Re: JD Vance, Trump and the state of US politics

Post by Alexis Jacobi »

BigMike wrote: Fri Nov 01, 2024 12:52 am If you’re a Trump voter, let’s talk. I may not know you personally, but I think I know what you stand for, what matters most to you at your core.
You mentioned many different things in your post, yet it is to this that I respond first. I am uncertain what Trump supporters stand for. I have a general sense of what they oppose in the Democrats though. I think that their reasons have to be more fully explored.

Myself, I vote for Trump in some sense for the same reason that (I have read) many will vote for Harris — a vote against Trump, whom they despise, not so much for her.

I do not have much faith in the health of our present. The Republic. I have my sense of things. I have explored many different potential causes for the present disarray.

There are, indeed, two choices on the ballot. But if Trump wins it will be solely for the next four years that he is in power. I vote for him in the hope that the movement he began can develop further. In a sense I can imagine you believing that my reason is be even worse than a vote for the personality of a man like Trump.
User avatar
Alexis Jacobi
Posts: 8301
Joined: Tue Oct 26, 2021 3:00 am

Re: JD Vance, Trump and the state of US politics

Post by Alexis Jacobi »

BigMike wrote: Fri Nov 01, 2024 12:52 am So here we are, faced with a choice. One approach favors the wealthiest, leaving you to pay for it, while the other looks out for the people who make this country what it is—hardworking Americans like you. It’s time to decide which vision of fairness, family, and responsibility truly serves your interests and upholds the values we all share.
I do not, myself, agree with your framing. It really smacks of a partisan position. Even a “talking points” speech.

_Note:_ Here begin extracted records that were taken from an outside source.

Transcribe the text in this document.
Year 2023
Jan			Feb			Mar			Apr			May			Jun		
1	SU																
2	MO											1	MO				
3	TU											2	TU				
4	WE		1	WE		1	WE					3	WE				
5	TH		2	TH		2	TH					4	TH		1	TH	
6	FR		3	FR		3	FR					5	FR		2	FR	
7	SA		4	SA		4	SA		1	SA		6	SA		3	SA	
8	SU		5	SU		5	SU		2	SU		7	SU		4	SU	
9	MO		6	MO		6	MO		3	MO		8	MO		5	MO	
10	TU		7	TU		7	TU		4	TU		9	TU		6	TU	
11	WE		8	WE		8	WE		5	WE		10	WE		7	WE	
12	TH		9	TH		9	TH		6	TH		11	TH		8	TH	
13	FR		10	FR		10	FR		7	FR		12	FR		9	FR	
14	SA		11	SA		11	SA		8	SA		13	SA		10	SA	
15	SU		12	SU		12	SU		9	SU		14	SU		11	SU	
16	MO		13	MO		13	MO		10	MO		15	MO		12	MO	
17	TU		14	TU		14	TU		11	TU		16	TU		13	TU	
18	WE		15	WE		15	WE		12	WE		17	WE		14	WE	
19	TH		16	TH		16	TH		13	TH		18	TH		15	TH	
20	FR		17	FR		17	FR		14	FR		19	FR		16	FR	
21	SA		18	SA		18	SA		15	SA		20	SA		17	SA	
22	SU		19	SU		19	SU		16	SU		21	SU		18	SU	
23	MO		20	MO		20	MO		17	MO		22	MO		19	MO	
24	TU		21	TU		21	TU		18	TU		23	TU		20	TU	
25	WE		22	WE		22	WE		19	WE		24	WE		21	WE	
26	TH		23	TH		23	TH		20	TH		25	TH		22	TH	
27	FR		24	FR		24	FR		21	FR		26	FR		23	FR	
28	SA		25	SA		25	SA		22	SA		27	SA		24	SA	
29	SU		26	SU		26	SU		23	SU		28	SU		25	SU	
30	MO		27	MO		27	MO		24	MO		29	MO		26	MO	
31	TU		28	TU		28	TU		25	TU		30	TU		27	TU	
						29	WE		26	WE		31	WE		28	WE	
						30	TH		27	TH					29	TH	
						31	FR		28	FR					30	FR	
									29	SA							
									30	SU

The wealthy, it seems to me, control the present. In at least a general sense this is true across the board. One ultra-wealthy faction dominates the Republican party; and another the Democrat Party.
It’s time to decide which vision of fairness, family, and responsibility truly serves your interests and upholds the values we all share.
“We” certainly share some things but there may be many other things that are not shared.

But I do agree that we (in this conversation) could better define what each faction does desire and hope for.
User avatar
Alexis Jacobi
Posts: 8301
Joined: Tue Oct 26, 2021 3:00 am

Re: JD Vance, Trump and the state of US politics

Post by Alexis Jacobi »

One man’s trash is another man’s treasure.